Nevirapine falls in the non-nucleoside reverse transcriptase inhibitor (NNRTI) class of antiretrovirals. Both nucleoside and non-nucleoside RTIs inhibit the same target, the reverse transcriptase enzyme, an essential viral enzyme which transcribes viral RNA into DNA. Unlike nucleoside RTIs, which bind at the polymerase active site, NNRTIs bind to a hydrophobic pocket in the subdomain of p66 which is about 10 angstrom away from the active site (known as the NNRTI pocket). Therefore, this NNRTI-binding pocket will inhibit reverse transcription in a way that is distinct to the NRTIs.

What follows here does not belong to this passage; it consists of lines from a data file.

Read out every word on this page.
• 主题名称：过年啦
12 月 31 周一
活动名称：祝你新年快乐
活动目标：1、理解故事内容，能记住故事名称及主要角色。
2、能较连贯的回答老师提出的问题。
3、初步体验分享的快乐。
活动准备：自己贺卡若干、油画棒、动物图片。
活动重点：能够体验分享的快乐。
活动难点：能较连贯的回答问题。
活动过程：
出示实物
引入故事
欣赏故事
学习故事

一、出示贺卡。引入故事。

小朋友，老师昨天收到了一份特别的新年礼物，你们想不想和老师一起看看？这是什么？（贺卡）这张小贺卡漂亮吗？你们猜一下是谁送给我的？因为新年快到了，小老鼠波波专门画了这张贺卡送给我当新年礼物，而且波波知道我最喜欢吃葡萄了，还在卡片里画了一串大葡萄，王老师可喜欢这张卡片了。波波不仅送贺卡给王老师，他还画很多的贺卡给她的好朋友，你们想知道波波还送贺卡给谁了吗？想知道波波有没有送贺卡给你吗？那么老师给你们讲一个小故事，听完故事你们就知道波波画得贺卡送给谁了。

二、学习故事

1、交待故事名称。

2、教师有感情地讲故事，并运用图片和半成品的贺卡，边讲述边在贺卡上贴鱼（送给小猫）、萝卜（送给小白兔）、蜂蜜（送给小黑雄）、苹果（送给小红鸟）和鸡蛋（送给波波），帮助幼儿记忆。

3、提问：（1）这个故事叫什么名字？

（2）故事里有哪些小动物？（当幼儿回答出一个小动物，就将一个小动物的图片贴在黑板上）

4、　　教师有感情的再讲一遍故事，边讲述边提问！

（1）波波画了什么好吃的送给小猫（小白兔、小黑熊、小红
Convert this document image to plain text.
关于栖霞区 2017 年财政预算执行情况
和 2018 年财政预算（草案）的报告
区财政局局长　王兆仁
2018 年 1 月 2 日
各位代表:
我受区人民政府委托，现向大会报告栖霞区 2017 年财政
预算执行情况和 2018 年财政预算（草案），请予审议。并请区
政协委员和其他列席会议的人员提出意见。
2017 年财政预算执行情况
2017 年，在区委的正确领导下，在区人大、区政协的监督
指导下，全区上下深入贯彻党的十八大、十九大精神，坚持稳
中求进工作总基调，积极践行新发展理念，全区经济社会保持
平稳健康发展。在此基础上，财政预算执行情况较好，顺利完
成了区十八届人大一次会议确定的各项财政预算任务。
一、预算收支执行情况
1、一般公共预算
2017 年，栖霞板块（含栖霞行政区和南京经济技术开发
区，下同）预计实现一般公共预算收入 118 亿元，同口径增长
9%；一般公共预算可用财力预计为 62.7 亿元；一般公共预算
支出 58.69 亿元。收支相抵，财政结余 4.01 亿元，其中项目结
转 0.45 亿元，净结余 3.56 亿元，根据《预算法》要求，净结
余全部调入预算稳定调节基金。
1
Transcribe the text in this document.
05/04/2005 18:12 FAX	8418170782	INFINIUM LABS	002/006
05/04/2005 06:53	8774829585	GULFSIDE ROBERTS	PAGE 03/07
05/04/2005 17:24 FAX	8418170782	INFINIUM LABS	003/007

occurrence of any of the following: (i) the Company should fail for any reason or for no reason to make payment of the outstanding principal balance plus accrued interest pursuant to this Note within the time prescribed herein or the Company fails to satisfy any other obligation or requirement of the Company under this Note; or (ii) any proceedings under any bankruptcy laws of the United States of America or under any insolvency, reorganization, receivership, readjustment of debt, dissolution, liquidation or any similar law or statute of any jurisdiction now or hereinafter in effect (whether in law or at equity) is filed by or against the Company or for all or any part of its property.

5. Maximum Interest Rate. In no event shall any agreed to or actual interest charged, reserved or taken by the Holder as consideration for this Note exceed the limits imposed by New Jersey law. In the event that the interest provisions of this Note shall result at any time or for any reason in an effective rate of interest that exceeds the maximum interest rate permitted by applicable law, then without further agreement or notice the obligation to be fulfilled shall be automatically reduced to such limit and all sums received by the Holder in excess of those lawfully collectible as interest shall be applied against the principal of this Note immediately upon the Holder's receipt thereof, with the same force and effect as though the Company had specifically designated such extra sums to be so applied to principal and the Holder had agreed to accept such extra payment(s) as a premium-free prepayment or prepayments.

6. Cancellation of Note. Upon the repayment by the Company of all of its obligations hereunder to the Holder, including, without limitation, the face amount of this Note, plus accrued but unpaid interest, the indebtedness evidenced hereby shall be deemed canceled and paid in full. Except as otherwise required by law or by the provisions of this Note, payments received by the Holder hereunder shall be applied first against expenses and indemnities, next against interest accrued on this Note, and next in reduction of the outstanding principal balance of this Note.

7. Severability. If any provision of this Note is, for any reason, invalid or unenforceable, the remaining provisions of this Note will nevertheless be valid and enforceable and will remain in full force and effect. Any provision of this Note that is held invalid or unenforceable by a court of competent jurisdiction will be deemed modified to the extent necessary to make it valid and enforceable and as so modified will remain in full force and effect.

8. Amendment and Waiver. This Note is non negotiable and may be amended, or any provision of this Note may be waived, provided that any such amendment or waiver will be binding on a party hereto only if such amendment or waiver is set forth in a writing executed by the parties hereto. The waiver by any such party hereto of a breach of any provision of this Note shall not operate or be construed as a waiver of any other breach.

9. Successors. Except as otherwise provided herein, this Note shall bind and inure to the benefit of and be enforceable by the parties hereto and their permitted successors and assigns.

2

Nevirapine is not effective against HIV-2, as the pocket of the HIV-2 reverse transcriptase has a different structure, which confers intrinsic resistance to the NNRTI class.

Resistance to nevirapine develops rapidly if viral replication is not completely suppressed. The most common mutations observed after nevirapine treatment are Y181C and K103N, which are also observed with other NNRTIs. As all NNRTIs bind within the same pocket, viral strains which are resistant to nevirapine are usually also resistant to the other NNRTIs, efavirenz and delavirdine. However, second generation NNRTIs like rilpivirine and etravirine are effective in treatment for HIV strains resistant to nevirapine and other first generation drugs in that same class.

==History==
Nevirapine was discovered by Karl D. Hargrave and colleagues at Boehringer Ingelheim Pharmaceuticals, Inc., one of the Boehringer Ingelheim group of companies. It is covered by U.S. Patent 5,366,972 and corresponding foreign patents. Nevirapine was the first NNRTI approved by the U.S. Food and Drug Administration (FDA). It was approved June 21, 1996 for adults and September 11, 1998, for children. It was also approved in Europe in 1997.

==Society and culture==
Former U.S. President George W. Bush's PEPFAR funding of $500 million to help combat the African AIDS epidemic included nevirapine, among other medications and programs.

In South Africa, the Treatment Action Campaign successfully sued the government over its failure to make nevirapine widely available. In Minister of Health v Treatment Action Campaign the Constitutional Court of South Africa ordered the government to immediately "remove the restrictions that prevent Nevirapine from being made available for the purpose of reducing the risk of mother-to-child transmission of HIV at public hospitals and clinics that are not research and training sites [and] permit and facilitate the use of Nevirapine for the purpose of reducing the risk of mother-to-child transmission of HIV and to make it available for this purpose at hospitals and clinics when in the judgement of the attending medical practitioner acting in consultation with the medical superintendent of the facility concerned this is medically indicated, which shall if necessary include that the mother concerned has been appropriately tested and counselled."